# 400amp Service, Derate for a 4wire system



## Wirenuts1 (Jan 23, 2009)

Hello everyone,I am Estimating my first 400amp, 3 phase, (4 Wire) system.When looking at table 310.16 those values are for a MAXIMUM of 3 Current Carrying conductors in a conduit.With 3 phase you have 4 wires. In the code it also says you have to derate those values by 80%....The question is, I keep reading all kinds of wierd numbers in the forum and there not makeing sense according to whats written in the code.


----------



## Bob Badger (Apr 19, 2009)

Unless this supplies 50% or more non-liner load you will not have to count the neutral as a current carrying conductor.


----------



## 480sparky (Sep 20, 2007)

Take the type of conductor you are using, find it's ampacity in T310.16, and multiply that by 0.8.


----------



## electures (Oct 23, 2008)

Wirenuts1 said:


> Hello everyone,I am Estimating my first 400amp, 3 phase, (4 Wire) system.When looking at table 310.16 those values are for a MAXIMUM of 3 Current Carrying conductors in a conduit.With 3 phase you have 4 wires. In the code it also says you have to derate those values by 80%....The question is, I keep reading all kinds of wierd numbers in the forum and there not makeing sense according to whats written in the code.


310.15(B)(4)(c) reads;

(c) On a 4-wire, 3-phase wye circuit *where the major portion of the load consists of nonlinear loads*, harmonic currents are present in the neutral conductor; the neutral conductor shall therefore be considered a current-carrying conductor.​

If a major portion of the load is nonlinear the the neutral is considered current carrying and derating factors shall be applied. The values in 310.16 have to be multiplied by 80%.
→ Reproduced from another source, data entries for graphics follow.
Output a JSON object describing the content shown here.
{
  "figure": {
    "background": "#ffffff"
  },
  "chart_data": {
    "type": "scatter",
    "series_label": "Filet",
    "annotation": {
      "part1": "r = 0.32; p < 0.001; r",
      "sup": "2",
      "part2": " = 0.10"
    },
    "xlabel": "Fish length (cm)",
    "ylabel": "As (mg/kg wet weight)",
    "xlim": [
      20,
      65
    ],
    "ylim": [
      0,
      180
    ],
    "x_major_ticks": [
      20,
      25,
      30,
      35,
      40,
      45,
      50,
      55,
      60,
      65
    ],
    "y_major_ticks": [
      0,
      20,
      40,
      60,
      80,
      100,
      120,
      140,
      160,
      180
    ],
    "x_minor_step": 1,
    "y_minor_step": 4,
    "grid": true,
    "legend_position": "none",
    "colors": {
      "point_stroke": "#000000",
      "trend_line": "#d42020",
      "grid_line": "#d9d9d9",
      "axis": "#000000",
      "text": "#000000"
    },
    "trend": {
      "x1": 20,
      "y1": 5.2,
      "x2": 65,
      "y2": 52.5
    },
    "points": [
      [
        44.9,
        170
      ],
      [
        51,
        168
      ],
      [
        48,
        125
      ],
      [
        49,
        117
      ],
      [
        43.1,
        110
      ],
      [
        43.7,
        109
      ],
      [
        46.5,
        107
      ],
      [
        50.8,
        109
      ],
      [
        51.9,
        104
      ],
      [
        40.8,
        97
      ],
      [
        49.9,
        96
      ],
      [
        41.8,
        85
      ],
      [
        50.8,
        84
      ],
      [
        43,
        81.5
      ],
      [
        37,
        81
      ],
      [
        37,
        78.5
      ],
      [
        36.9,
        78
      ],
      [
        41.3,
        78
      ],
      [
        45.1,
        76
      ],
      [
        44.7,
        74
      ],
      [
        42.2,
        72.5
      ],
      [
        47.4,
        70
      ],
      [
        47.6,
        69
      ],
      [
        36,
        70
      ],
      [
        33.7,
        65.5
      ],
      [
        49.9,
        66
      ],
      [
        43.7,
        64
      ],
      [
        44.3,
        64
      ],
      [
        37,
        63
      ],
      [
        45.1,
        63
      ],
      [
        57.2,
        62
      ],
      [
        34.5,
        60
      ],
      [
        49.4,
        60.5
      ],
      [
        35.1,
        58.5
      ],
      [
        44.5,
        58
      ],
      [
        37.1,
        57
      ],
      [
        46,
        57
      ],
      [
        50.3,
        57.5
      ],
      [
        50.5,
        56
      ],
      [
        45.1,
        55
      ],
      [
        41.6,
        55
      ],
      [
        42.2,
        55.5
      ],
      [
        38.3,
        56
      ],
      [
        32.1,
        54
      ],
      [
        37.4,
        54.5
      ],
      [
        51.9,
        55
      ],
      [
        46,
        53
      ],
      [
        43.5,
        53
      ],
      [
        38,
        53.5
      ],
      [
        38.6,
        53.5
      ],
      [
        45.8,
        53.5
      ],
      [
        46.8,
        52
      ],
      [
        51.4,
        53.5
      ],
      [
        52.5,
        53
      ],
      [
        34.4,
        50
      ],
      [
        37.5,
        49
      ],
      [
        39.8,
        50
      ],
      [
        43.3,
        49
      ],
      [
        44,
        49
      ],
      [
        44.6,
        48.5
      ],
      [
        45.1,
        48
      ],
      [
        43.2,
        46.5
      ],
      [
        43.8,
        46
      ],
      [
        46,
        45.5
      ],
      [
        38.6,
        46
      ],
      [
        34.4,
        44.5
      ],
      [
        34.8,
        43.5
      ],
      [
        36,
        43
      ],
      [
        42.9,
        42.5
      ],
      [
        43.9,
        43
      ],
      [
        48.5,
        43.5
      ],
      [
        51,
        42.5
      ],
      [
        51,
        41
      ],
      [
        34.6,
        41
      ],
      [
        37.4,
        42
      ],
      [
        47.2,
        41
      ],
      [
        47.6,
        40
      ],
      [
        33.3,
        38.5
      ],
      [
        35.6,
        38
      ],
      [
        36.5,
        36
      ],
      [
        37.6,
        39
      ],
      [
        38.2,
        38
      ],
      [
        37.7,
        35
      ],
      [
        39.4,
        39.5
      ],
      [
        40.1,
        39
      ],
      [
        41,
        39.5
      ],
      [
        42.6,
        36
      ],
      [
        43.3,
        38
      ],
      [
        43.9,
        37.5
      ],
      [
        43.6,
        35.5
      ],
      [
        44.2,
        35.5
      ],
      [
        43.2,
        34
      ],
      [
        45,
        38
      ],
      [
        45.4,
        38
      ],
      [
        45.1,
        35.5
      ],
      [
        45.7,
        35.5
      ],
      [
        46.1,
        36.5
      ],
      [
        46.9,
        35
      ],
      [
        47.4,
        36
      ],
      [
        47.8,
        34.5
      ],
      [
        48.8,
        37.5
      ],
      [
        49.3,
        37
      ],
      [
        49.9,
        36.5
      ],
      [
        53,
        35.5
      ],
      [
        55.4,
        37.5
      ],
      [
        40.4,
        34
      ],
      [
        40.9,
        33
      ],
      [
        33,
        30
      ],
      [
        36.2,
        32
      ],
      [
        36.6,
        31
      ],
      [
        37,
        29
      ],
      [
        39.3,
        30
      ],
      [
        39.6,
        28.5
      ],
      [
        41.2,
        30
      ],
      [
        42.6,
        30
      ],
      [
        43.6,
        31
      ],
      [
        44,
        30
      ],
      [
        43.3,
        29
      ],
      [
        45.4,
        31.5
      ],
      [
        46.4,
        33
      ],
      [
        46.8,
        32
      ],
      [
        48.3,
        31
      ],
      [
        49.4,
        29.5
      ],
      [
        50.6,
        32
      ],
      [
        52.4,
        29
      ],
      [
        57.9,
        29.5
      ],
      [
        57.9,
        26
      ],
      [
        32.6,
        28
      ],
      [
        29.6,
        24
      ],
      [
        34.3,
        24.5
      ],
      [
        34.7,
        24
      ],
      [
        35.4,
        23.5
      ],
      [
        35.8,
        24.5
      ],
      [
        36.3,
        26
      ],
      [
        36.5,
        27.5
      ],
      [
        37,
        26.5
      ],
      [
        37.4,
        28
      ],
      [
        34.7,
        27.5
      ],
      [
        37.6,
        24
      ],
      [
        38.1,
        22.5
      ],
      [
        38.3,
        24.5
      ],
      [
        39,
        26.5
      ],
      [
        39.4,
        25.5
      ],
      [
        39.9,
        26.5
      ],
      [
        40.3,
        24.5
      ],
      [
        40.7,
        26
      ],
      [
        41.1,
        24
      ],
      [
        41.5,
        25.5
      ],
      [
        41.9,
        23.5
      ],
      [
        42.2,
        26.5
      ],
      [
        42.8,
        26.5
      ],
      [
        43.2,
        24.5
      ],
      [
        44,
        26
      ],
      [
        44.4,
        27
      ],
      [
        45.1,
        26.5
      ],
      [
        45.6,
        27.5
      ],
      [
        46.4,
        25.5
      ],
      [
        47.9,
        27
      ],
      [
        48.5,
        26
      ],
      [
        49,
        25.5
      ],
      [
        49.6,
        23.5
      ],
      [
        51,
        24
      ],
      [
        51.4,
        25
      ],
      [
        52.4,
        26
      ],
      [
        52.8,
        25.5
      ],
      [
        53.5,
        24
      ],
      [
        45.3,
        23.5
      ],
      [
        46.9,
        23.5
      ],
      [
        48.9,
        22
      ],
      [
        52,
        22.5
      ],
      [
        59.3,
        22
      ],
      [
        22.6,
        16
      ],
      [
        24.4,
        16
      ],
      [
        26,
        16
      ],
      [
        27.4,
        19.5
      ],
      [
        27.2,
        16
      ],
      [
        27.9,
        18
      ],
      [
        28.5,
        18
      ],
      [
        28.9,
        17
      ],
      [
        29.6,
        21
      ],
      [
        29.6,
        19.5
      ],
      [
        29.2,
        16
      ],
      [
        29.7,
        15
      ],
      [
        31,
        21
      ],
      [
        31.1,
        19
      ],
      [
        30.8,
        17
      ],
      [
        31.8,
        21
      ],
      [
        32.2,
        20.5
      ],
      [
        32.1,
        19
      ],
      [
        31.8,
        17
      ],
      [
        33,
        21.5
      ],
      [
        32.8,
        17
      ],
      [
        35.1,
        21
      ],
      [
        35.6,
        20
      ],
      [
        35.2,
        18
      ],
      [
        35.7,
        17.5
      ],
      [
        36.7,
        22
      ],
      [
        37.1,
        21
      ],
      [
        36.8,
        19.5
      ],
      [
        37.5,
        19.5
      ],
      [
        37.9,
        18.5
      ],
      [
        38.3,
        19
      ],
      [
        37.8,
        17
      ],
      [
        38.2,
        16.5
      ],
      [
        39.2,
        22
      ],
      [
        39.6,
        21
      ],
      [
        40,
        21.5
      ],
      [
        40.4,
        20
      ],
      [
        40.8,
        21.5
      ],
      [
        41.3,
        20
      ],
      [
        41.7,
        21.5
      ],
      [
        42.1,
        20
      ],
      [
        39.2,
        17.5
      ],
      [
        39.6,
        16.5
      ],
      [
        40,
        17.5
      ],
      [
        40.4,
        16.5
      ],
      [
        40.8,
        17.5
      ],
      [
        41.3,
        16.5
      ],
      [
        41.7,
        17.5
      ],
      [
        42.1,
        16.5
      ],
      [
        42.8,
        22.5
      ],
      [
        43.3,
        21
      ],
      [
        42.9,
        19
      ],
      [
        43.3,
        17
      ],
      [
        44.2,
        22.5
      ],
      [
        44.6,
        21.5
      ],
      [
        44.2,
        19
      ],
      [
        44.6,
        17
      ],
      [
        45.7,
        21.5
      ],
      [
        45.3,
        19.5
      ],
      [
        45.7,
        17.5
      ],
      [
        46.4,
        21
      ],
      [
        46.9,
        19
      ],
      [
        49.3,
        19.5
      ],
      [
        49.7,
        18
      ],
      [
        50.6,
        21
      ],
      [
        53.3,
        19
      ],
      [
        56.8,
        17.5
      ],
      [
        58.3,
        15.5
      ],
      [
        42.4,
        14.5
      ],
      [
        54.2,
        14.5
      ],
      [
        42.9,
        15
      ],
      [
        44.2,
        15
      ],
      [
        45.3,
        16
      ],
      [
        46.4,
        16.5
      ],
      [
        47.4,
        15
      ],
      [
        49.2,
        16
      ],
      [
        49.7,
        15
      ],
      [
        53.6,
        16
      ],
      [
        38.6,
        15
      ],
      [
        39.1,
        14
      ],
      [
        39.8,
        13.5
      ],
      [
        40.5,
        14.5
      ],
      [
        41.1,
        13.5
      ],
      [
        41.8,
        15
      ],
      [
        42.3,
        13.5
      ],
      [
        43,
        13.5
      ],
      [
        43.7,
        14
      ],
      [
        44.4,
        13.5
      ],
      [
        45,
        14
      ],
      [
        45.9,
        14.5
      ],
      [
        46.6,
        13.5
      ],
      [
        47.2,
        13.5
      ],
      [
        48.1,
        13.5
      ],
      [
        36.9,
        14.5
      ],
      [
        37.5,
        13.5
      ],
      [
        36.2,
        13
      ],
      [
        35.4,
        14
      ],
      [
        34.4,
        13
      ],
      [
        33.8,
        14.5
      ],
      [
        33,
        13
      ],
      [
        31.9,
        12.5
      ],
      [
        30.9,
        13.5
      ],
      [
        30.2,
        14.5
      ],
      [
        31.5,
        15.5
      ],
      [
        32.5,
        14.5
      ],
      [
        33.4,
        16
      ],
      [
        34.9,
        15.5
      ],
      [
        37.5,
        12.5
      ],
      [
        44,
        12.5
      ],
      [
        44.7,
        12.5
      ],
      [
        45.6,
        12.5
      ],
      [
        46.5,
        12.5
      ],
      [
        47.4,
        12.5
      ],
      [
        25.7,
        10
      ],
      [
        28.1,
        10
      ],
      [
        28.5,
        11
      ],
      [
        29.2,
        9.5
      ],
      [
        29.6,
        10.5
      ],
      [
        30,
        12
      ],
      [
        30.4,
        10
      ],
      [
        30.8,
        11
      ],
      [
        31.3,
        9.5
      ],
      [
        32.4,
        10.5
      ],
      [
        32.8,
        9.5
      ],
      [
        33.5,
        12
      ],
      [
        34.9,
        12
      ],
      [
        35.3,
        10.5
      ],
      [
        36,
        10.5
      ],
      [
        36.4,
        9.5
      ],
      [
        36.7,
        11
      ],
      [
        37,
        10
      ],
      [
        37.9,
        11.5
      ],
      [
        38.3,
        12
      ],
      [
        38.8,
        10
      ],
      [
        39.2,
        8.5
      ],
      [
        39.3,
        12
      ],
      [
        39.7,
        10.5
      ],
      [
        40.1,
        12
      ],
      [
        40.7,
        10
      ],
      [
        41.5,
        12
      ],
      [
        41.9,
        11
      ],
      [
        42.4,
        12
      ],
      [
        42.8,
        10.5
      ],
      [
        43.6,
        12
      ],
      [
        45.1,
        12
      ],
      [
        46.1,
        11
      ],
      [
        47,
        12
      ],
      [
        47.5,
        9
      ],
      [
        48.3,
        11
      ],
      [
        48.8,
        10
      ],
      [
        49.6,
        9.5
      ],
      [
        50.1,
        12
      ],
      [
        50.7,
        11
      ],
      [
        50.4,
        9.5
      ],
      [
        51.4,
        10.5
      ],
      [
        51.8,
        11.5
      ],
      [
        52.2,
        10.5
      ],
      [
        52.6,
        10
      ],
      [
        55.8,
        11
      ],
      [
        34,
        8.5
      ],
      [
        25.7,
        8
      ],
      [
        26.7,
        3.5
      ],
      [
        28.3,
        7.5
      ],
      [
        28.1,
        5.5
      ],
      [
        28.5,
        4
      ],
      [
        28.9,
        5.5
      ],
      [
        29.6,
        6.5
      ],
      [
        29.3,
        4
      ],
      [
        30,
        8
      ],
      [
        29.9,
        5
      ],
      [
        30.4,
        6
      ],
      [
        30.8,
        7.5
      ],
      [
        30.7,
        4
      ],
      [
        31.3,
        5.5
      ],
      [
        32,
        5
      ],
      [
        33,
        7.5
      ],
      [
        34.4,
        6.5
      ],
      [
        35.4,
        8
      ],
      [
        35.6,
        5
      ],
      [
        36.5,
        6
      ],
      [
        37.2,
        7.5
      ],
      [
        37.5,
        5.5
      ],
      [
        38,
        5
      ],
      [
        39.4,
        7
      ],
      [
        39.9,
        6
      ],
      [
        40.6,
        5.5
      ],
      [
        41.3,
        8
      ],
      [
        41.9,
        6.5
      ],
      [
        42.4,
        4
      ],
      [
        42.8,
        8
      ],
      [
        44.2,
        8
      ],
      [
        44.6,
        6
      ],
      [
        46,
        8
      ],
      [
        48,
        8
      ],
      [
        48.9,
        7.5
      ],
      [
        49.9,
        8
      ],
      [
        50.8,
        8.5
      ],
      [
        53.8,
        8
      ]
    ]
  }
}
700 KCMIL CU is rated at 368A and will work for the ungrounded feeders as long as the calculated load does not exceed 368A. The grounded circuit conductor has to be sized for the calculated load. Then the ampacities in 310.16 have to be derated by 80%.​ 
L8R, Kevin​


----------



## DipsyDoodleDandy (Dec 21, 2009)

*Building*

What type/use building you have there Wirenuts?


----------



## Bob Badger (Apr 19, 2009)

DipsyDoodleDandy said:


> What type/use building you have there Wirenuts?


Unless the building is literally a server farm the majority of the load will not be non-linear.


----------



## DipsyDoodleDandy (Dec 21, 2009)

*Lights*

If it's a Marijuana producing facility your probably 50.000001 or more nonlinear and you'll have to count, if not, you probably won't. That's how I analgolize it.


----------



## electures (Oct 23, 2008)

Computers, solid state ballasts, switching power supplies are some examples of non-linear loads. The sort of stuff found in large commercial building.


----------



## Dennis Alwon (May 9, 2009)

electures said:


> Computers, solid state ballasts, switching power supplies are some examples of non-linear loads. The sort of stuff found in large commercial building.


Yes, but I would add that it is a rare occurrence to see the non linear loads equal more than 50% of the loads of the service.


----------



## electures (Oct 23, 2008)

Dennis Alwon said:


> Yes, but I would add that it is a rare occurrence to see the non linear loads equal more than 50% of the loads of the service.


No arguement here.:no:


----------